Afghanistan: MSF Returns After Five Years
October 9, 2009
Afghanistan 2009 © Erwin Vantland /MSF
A father and son wait in the emergency ward at Ahmed Shah Baba hospital in eastern Kabul.
After leaving Afghanistan five years ago, Doctors Without Borders/Médecins Sans Frontières (MSF) has started working again in the country's capital, Kabul. The organization’s return this year was motivated by indications that the overall situation for Afghans was getting worse rather than better. Insecurity in Afghanistan has increased, and access to health services is problematic for many Afghans.
MSF is currently working in eastern Kabul in Ahmed Shah Baba hospital, which will be developed into a district hospital that provides a wide range of medical services, including emergency care. The hospital is located in an area that is experiencing rapid population growth as people seek relative safety from the conflict and hope to find work, as is the case for Kabul as a whole.
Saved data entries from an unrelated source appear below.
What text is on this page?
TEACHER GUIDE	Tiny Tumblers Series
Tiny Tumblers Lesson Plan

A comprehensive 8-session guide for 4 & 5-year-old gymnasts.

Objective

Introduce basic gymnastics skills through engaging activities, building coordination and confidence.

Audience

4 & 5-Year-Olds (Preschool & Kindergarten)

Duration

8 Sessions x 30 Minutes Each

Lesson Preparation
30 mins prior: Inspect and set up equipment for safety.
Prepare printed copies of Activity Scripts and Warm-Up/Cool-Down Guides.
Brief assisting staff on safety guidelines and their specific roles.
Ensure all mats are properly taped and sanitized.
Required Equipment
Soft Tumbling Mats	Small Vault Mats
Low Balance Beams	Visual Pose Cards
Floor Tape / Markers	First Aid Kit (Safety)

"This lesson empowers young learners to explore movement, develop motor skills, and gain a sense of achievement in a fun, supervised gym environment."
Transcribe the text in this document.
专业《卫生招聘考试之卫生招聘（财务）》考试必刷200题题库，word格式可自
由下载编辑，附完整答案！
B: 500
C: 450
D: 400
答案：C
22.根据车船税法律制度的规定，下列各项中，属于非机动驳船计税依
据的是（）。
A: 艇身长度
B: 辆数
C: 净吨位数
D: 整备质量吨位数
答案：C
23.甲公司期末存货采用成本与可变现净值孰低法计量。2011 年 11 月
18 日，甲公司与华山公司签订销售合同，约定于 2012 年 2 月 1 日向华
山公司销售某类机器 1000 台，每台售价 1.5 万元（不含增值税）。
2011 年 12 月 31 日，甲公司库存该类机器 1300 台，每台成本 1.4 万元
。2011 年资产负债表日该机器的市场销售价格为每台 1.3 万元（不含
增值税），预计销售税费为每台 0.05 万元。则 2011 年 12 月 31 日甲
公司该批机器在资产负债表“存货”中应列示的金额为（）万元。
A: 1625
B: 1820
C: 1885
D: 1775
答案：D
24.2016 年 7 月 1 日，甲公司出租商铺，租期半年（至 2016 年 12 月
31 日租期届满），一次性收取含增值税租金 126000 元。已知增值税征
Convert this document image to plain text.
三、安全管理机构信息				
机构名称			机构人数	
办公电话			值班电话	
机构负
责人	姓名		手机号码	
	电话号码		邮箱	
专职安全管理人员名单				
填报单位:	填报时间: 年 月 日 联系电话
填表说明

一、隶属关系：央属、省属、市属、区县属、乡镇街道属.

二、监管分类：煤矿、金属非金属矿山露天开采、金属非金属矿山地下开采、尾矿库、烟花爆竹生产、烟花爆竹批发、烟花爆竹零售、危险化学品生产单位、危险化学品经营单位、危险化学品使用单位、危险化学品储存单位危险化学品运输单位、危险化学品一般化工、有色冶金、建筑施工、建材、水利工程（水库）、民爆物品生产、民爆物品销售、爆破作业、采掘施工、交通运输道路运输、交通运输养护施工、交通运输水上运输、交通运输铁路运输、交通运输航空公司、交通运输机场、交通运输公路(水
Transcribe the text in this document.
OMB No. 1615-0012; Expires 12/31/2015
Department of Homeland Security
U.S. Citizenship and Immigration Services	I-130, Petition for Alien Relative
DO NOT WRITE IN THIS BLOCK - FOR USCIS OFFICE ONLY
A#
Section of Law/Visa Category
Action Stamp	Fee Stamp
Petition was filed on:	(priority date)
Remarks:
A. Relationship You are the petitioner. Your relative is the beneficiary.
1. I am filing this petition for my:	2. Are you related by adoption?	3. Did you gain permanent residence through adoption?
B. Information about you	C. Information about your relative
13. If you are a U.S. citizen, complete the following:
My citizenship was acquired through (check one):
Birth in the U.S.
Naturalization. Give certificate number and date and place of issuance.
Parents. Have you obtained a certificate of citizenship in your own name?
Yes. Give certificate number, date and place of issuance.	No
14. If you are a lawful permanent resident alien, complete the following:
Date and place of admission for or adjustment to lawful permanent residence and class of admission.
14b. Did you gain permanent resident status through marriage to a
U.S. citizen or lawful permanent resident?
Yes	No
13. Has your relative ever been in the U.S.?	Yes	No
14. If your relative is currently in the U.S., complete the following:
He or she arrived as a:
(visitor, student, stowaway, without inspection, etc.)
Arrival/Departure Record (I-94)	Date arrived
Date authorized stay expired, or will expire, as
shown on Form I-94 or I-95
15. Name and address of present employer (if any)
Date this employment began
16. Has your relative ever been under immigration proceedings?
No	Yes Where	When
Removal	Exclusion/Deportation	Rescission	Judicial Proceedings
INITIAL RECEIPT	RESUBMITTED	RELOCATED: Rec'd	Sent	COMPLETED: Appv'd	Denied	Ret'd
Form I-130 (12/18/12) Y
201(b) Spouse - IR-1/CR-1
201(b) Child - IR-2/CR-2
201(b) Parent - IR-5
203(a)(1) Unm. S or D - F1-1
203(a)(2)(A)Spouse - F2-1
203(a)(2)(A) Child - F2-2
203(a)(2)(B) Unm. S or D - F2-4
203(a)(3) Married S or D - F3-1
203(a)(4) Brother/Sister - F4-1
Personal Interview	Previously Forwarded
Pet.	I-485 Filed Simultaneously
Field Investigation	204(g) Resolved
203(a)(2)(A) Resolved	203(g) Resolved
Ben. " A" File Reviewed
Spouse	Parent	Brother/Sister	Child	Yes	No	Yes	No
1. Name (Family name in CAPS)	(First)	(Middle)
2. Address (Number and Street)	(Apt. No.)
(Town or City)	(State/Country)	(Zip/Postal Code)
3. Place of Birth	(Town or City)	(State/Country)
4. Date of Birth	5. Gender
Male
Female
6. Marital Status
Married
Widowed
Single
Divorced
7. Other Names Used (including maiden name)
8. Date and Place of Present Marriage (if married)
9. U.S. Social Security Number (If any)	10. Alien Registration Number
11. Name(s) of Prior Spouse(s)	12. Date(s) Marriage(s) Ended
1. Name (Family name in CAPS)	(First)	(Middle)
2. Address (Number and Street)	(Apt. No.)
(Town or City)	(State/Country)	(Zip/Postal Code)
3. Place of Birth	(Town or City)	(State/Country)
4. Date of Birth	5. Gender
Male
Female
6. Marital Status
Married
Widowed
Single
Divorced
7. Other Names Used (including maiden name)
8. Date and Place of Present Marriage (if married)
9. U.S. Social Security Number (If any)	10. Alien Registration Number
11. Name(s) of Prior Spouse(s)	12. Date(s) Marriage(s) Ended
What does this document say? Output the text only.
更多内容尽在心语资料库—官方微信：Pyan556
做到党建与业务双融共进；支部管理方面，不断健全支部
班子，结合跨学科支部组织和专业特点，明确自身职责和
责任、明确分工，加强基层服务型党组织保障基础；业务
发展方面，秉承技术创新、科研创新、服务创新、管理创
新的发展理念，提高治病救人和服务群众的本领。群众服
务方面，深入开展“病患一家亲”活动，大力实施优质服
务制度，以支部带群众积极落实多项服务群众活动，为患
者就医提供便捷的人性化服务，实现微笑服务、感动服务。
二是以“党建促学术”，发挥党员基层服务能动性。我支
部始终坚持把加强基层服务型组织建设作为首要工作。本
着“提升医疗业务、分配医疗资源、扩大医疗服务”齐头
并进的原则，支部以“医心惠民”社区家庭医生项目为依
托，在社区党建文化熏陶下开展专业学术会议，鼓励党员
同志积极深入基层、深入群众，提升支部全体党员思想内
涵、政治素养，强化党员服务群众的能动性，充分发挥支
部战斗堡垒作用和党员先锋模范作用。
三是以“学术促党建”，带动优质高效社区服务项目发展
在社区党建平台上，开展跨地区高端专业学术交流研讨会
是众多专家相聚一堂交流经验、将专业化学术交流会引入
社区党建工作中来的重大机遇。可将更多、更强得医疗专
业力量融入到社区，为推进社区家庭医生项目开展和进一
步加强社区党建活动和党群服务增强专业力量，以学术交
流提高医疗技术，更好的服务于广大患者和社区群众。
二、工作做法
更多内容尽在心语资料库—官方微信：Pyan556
Soon, MSF will also support the ailing hospital in Lashkargah, the capital of Helmand province in the very heart of the conflict. Because of the hospital’s lack of staff and medicine, few people use it, despite the fact that it is one of only two remaining referral hospitals in the south of Afghanistan.
MSF left Afghanistan in June 2004 after the brutal killing of five of its staff in Badghis province. At that time, many had hoped that Afghanistan was on its way to recovery thanks to a major international investment in development aid. Today that hope has been crushed. The need for emergency medical assistance has once again become acute.
MSF is not accepting funding from any government for its work in Afghanistan, but chooses to rely solely on private donations.